Однако Николай взялся готовить пропущенные им уроки с такой же настойчивостью, с которой когда-то искал ответы на все вопросы. Он сидел за книгами днем и ночью, никуда не отлучаясь.
Экзамены прошли успешно. Прасковья Александровна, еле дождавшись их окончания, теперь не помнила себя от радости: Александр обнаружил "чрезвычайные дарования и таковые же успехи в физических науках"; младший, Алексей, был принят на первый курс университета; Николай отличился познаниями в математике и натуральной истории.
В Макарьев с матерью на летние вакации собрались и ее сыновья. Выехать решили ночью перед рассветом: по холодку лошади бегут охотнее и людям легче. Рассчитывали в самую жару останавливаться где-нибудь на дневки до вечерней свежести.
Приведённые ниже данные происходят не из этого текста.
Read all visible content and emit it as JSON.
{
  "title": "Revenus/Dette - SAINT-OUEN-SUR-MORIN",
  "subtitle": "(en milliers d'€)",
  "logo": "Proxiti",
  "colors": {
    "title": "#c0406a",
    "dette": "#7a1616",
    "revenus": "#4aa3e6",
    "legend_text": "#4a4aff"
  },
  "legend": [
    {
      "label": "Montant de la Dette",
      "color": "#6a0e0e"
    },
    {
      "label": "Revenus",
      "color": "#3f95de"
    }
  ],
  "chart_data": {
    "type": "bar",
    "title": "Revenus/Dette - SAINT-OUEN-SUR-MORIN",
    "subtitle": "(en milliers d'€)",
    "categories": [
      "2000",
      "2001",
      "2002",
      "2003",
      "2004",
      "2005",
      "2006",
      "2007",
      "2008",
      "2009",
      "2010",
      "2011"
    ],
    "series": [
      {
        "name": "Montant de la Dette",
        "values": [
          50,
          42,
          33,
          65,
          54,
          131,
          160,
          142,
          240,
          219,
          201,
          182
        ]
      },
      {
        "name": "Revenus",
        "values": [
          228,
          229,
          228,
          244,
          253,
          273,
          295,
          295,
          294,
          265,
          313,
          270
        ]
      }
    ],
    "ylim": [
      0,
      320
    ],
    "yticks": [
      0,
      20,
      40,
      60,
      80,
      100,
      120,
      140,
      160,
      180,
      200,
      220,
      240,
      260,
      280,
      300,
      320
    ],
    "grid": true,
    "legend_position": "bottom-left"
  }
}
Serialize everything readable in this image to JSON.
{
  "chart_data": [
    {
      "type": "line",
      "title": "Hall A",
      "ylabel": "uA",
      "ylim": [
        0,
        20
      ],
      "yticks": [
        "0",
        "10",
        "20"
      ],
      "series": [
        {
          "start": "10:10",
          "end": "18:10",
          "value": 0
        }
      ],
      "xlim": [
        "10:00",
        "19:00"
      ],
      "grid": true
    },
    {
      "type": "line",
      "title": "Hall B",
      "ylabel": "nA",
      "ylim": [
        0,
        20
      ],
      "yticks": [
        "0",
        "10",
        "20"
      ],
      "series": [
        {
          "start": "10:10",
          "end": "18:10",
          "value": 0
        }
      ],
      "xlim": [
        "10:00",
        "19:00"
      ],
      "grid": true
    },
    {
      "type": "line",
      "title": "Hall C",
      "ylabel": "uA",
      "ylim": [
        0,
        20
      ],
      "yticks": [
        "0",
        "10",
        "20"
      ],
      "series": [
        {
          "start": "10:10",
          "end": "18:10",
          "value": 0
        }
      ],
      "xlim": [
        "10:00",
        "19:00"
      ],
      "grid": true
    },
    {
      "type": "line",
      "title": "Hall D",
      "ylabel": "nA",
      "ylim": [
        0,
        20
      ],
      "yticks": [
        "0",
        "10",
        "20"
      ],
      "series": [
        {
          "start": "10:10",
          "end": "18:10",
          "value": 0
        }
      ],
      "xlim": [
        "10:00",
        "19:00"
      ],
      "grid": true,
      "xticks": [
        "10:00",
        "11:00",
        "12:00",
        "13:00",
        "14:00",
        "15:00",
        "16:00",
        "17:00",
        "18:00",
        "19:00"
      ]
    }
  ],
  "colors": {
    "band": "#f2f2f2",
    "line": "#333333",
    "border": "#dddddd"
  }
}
Накануне, девятнадцатого июня, уже к вечеру, Николай пошел к Дмитрию Перевощикову проститься и попросить у него на лето книг по математике.
Увлекшись разговором о рыбной ловле, он засиделся у Дмитрия. Вдруг дверь со стуком распахнулась, и в комнату вбежал Василий Перевощиков. Но, увидев Николая, испуганно попятился.
- Там... сейчас на Казанке, - начал он, задыхаясь, - там, там... - Не договорив, бросился на кровать и, уткнувшись лицом в подушку, зарыдал.
- Вася! - Дмитрий схватил его за плечо и встряхнул, стараясь оторвать от подушки. - Вася! Что случилось? Да скажешь ли ты наконец?
Василий поднял свое лицо, залитое слезами.
- Скажу, не ему. - Он указал на Лобачевского. - Ему нельзя.
- Что?! - испугался Николай, вскочив с места.
- С ума ты сошел? - в отчаянии крикнул Дмитрий, Схватив за угол подушку, он вырвал ее из-под головы брата. - Сейчас же говори!
Василий вдруг оттолкнул его и сел на кровати.
- Саша, - выговорил он медленно. - Саша Лобачевский... утонул!.. Панкратов два раза нырял, но сам чуть не погиб...
Николай на миг оцепенел, провел рукою по лбу и, вдруг крикнув: "Саша!" - кинулся вон из комнаты.
Он бежал на Казанку. Еще издали увидел на берегу толпу. Люди, в мокрой одежде, с баграми, с веревками, расступились перед ним. Саша лежал на земле, покрытый кем-то принесенной простыней. Все молчали.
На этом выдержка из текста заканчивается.